Le ministre des Transports, Matteo Salvini, s'est félicité de cette décision sur le réseau social X : « Assez des radars fantômes, qui n'étaient rien d'autre qu'un impôt caché pour des millions de travailleurs et n'avaient rien à voir avec la Sécurité routière. » Selon le ministre, ces appareils non conformes servaient avant tout à générer des recettes, au détriment de la sécurité.

Le Codacons a nuancé ce point de vue : « Ceux qui mettent en danger leur propre vie et celle des autres doivent être punis avec la plus grande sévérité, mais les sanctions doivent être légitimes et infligées au moyen d'outils qui respectent pleinement les dispositions du Code de la route. »

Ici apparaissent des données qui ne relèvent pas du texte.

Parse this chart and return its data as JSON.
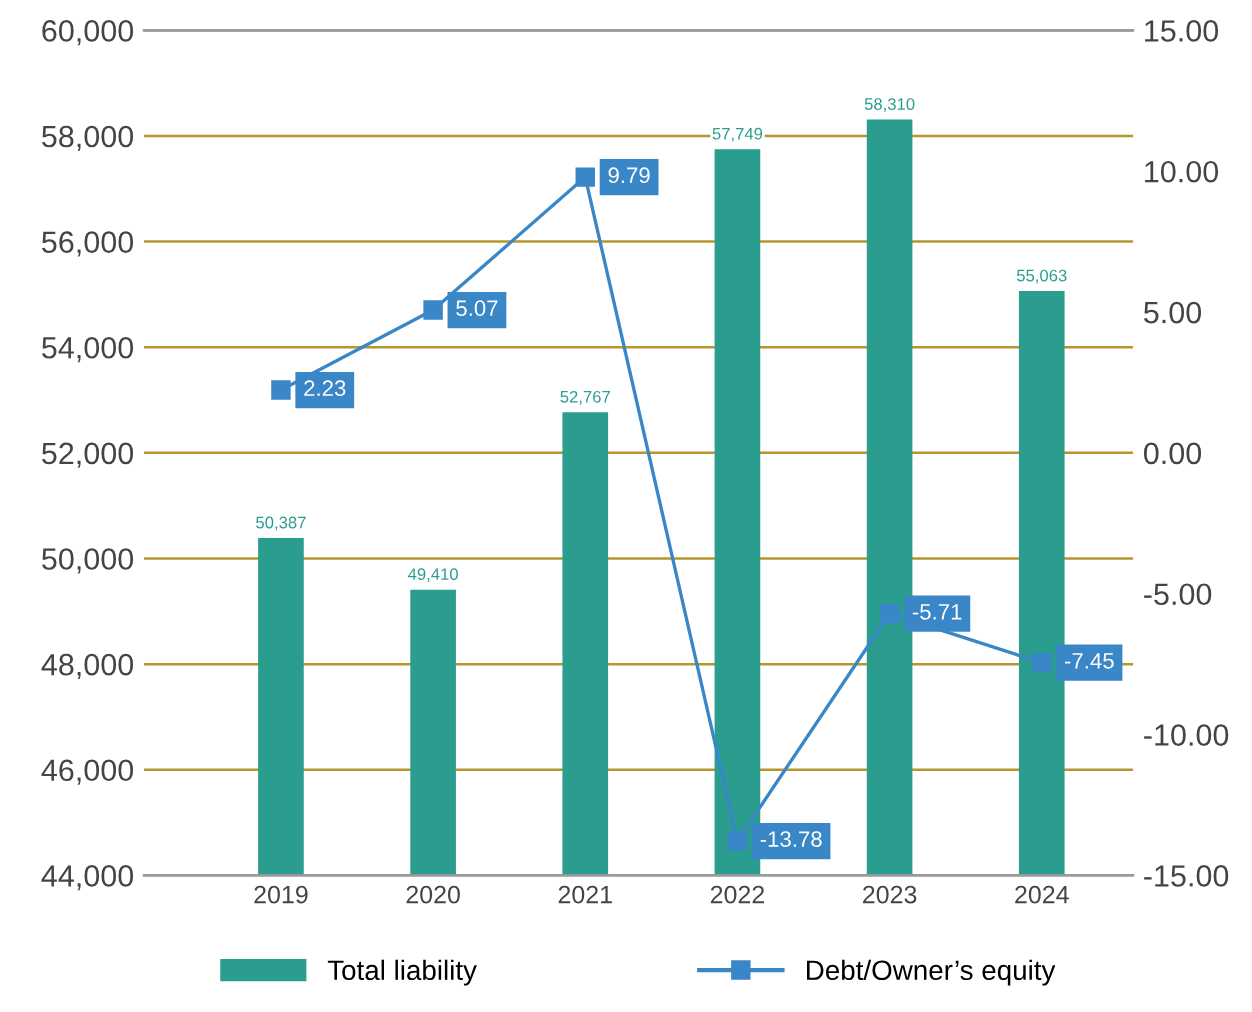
{
  "chart_data": {
    "type": "bar",
    "categories": [
      "2019",
      "2020",
      "2021",
      "2022",
      "2023",
      "2024"
    ],
    "series": [
      {
        "name": "Total liability",
        "color": "#2a9d8f",
        "values": [
          50387,
          49410,
          52767,
          57749,
          58310,
          55063
        ]
      },
      {
        "name": "Debt/Owner’s equity",
        "type": "line",
        "axis": "y2",
        "color": "#3a87c8",
        "values": [
          2.23,
          5.07,
          9.79,
          -13.78,
          -5.71,
          -7.45
        ],
        "marker": "square"
      }
    ],
    "ylim": [
      44000,
      60000
    ],
    "yticks": [
      {
        "value": 44000,
        "label": "44,000"
      },
      {
        "value": 46000,
        "label": "46,000"
      },
      {
        "value": 48000,
        "label": "48,000"
      },
      {
        "value": 50000,
        "label": "50,000"
      },
      {
        "value": 52000,
        "label": "52,000"
      },
      {
        "value": 54000,
        "label": "54,000"
      },
      {
        "value": 56000,
        "label": "56,000"
      },
      {
        "value": 58000,
        "label": "58,000"
      },
      {
        "value": 60000,
        "label": "60,000"
      }
    ],
    "y2lim": [
      -15,
      15
    ],
    "y2ticks": [
      {
        "value": -15,
        "label": "-15.00"
      },
      {
        "value": -10,
        "label": "-10.00"
      },
      {
        "value": -5,
        "label": "-5.00"
      },
      {
        "value": 0,
        "label": "0.00"
      },
      {
        "value": 5,
        "label": "5.00"
      },
      {
        "value": 10,
        "label": "10.00"
      },
      {
        "value": 15,
        "label": "15.00"
      }
    ],
    "value_labels": [
      [
        "50,387",
        "49,410",
        "52,767",
        "57,749",
        "58,310",
        "55,063"
      ],
      [
        "2.23",
        "5.07",
        "9.79",
        "-13.78",
        "-5.71",
        "-7.45"
      ]
    ],
    "grid": "y",
    "legend": "bottom"
  }
}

Des recettes en baisse dans les grandes villes

Les recettes provenant des radars dans les 20 plus grandes villes italiennes ont diminué de 9 % en 2025, selon le Codacons, pour un total de 306 millions d'euros entre 2021 et 2025. Florence arrive en tête avec plus de 86 millions d'euros récoltés sur cette période, devant Milan et Gênes.

L'Italie, mauvaise élève de la sécurité routière

En 2025, l'Italie a enregistré 49 décès sur les routes par million d'habitants, un taux qui la place, aux côtés de la France, parmi les mauvais élèves de l'Europe de l'Ouest, selon la Commission européenne. Le nouveau décret vise à rétablir la légitimité des contrôles tout en luttant contre les excès de vitesse, dans un pays où la sécurité routière reste un enjeu majeur.